(194g) Permeation Analysis of Large Molecules to the Surface of Protein-Conjugates with High-Density Polymer Coats

Protein-polymer conjugation has become an area of increasing interest for a wide range of applications, from therapeutics, diagnostics and food industries to functional coating preparations. Conjugation of polymers to proteins enables manipulation of protein properties, leading to conjugates with enhanced bioactivity, increased stability and solubility, as well as imparting added functionality through the use of stimuli responsive polymers. Although many protein-polymer conjugates have been synthesized and used for therapeutics, the understanding of permeability of molecules through the polymer chains towards the surface of the protein is still not well understood. The molecular sieving of polymers is an important criterion that affects the efficacy of the conjugate. The enzyme-polymer conjugates used in therapy should repel the proteins from immune system and different types of proteases, while allowing their substrate to reach the active site.

Herein, we have focused on determining the permeability of molecules towards the protein surface as a step forward in understanding the role of polymer chain length and grafting density on a surface of a protein in changing the permeability and the diffusion rate of the molecules.

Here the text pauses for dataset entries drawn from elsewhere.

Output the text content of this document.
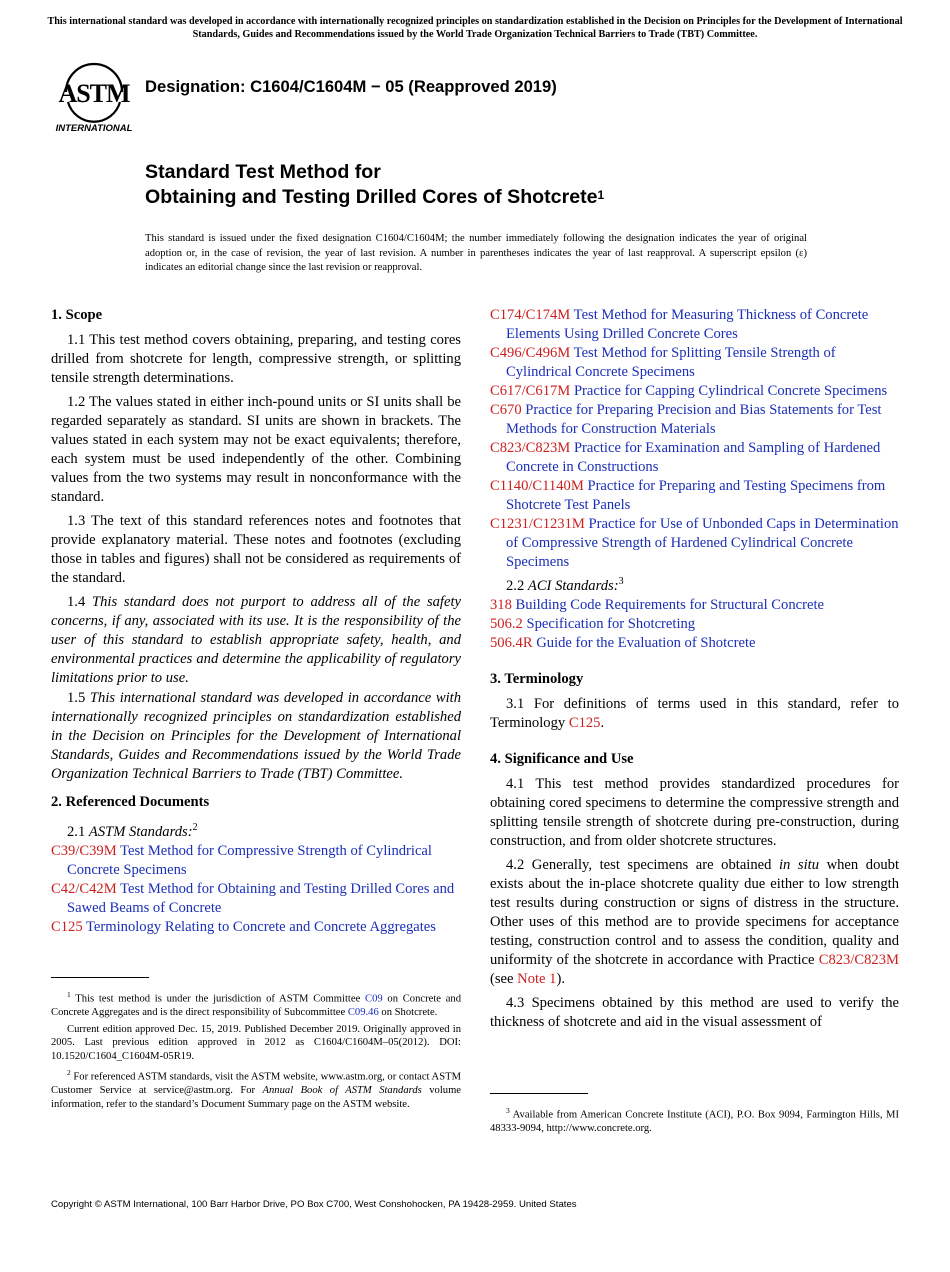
This international standard was developed in accordance with internationally recognized principles on standardization established in the Decision on Principles for the Development of International Standards, Guides and Recommendations issued by the World Trade Organization Technical Barriers to Trade (TBT) Committee.
ASTM
INTERNATIONAL
Designation: C1604/C1604M − 05 (Reapproved 2019)
Standard Test Method for
Obtaining and Testing Drilled Cores of Shotcrete$^1$
This standard is issued under the fixed designation C1604/C1604M; the number immediately following the designation indicates the year of original adoption or, in the case of revision, the year of last revision. A number in parentheses indicates the year of last reapproval. A superscript epsilon (ε) indicates an editorial change since the last revision or reapproval.
1. Scope
1.1 This test method covers obtaining, preparing, and testing cores drilled from shotcrete for length, compressive strength, or splitting tensile strength determinations.
1.2 The values stated in either inch-pound units or SI units shall be regarded separately as standard. SI units are shown in brackets. The values stated in each system may not be exact equivalents; therefore, each system must be used independently of the other. Combining values from the two systems may result in nonconformance with the standard.
1.3 The text of this standard references notes and footnotes that provide explanatory material. These notes and footnotes (excluding those in tables and figures) shall not be considered as requirements of the standard.
1.4 This standard does not purport to address all of the safety concerns, if any, associated with its use. It is the responsibility of the user of this standard to establish appropriate safety, health, and environmental practices and determine the applicability of regulatory limitations prior to use.
1.5 This international standard was developed in accordance with internationally recognized principles on standardization established in the Decision on Principles for the Development of International Standards, Guides and Recommendations issued by the World Trade Organization Technical Barriers to Trade (TBT) Committee.
2. Referenced Documents
2.1 ASTM Standards:$^2$
C39/C39M Test Method for Compressive Strength of Cylindrical Concrete Specimens
C42/C42M Test Method for Obtaining and Testing Drilled Cores and Sawed Beams of Concrete
C125 Terminology Relating to Concrete and Concrete Aggregates

$^1$ This test method is under the jurisdiction of ASTM Committee C09 on Concrete and Concrete Aggregates and is the direct responsibility of Subcommittee C09.46 on Shotcrete.

Current edition approved Dec. 15, 2019. Published December 2019. Originally approved in 2005. Last previous edition approved in 2012 as C1604/C1604M–05(2012). DOI: 10.1520/C1604_C1604M-05R19.

$^2$ For referenced ASTM standards, visit the ASTM website, www.astm.org, or contact ASTM Customer Service at service@astm.org. For Annual Book of ASTM Standards volume information, refer to the standard’s Document Summary page on the ASTM website.

C174/C174M Test Method for Measuring Thickness of Concrete Elements Using Drilled Concrete Cores
C496/C496M Test Method for Splitting Tensile Strength of Cylindrical Concrete Specimens
C617/C617M Practice for Capping Cylindrical Concrete Specimens
C670 Practice for Preparing Precision and Bias Statements for Test Methods for Construction Materials
C823/C823M Practice for Examination and Sampling of Hardened Concrete in Constructions
C1140/C1140M Practice for Preparing and Testing Specimens from Shotcrete Test Panels
C1231/C1231M Practice for Use of Unbonded Caps in Determination of Compressive Strength of Hardened Cylindrical Concrete Specimens
2.2 ACI Standards:$^3$
318 Building Code Requirements for Structural Concrete
506.2 Specification for Shotcreting
506.4R Guide for the Evaluation of Shotcrete
3. Terminology
3.1 For definitions of terms used in this standard, refer to Terminology C125.
4. Significance and Use
4.1 This test method provides standardized procedures for obtaining cored specimens to determine the compressive strength and splitting tensile strength of shotcrete during pre-construction, during construction, and from older shotcrete structures.
4.2 Generally, test specimens are obtained in situ when doubt exists about the in-place shotcrete quality due either to low strength test results during construction or signs of distress in the structure. Other uses of this method are to provide specimens for acceptance testing, construction control and to assess the condition, quality and uniformity of the shotcrete in accordance with Practice C823/C823M (see Note 1).
4.3 Specimens obtained by this method are used to verify the thickness of shotcrete and aid in the visual assessment of

$^3$ Available from American Concrete Institute (ACI), P.O. Box 9094, Farmington Hills, MI 48333-9094, http://www.concrete.org.

Copyright © ASTM International, 100 Barr Harbor Drive, PO Box C700, West Conshohocken, PA 19428-2959. United States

We have used atom transfer radical polymerization (ATRP) to generate well-defined, high-density polymer conjugates.

We synthesized Avidin-polymer conjugates with varying polymer lengths and grafting densities and systematically characterized the diffusion of molecules towards the protein surface by exploiting the high binding affinity of Biotin toward Avidin protein. For molecular permeation studies, Lysozyme, Horse Radish Peroxidase and Bovine Serum Albumin (hydrodynamic sizes of 3.8, 5.7 and 7.0 nm respectively) were selected based on their sizes and biotinylated with Biotin-PEG-NHS. Another substrate that was used to test molecular sieving is Biotin-PEG with different PEG size 550-30000 Da.

Binding of the different substrates was investigated next using a spectrophotometric assay for avidin and biotin based on 2-(4-hydroxyphenylazo) benzoic acid (HABA displacement. Binding kinetics of biotin and other biotinylated substrates to avidin were studied using a stopped-flow system observing the change in tryptophan fluorescence. Experimental data from both equilibrium binding and binding kinetics showed that the permeation and diffusion rate of the molecules is primarily affected by polymer grafting density and not polymer chain length.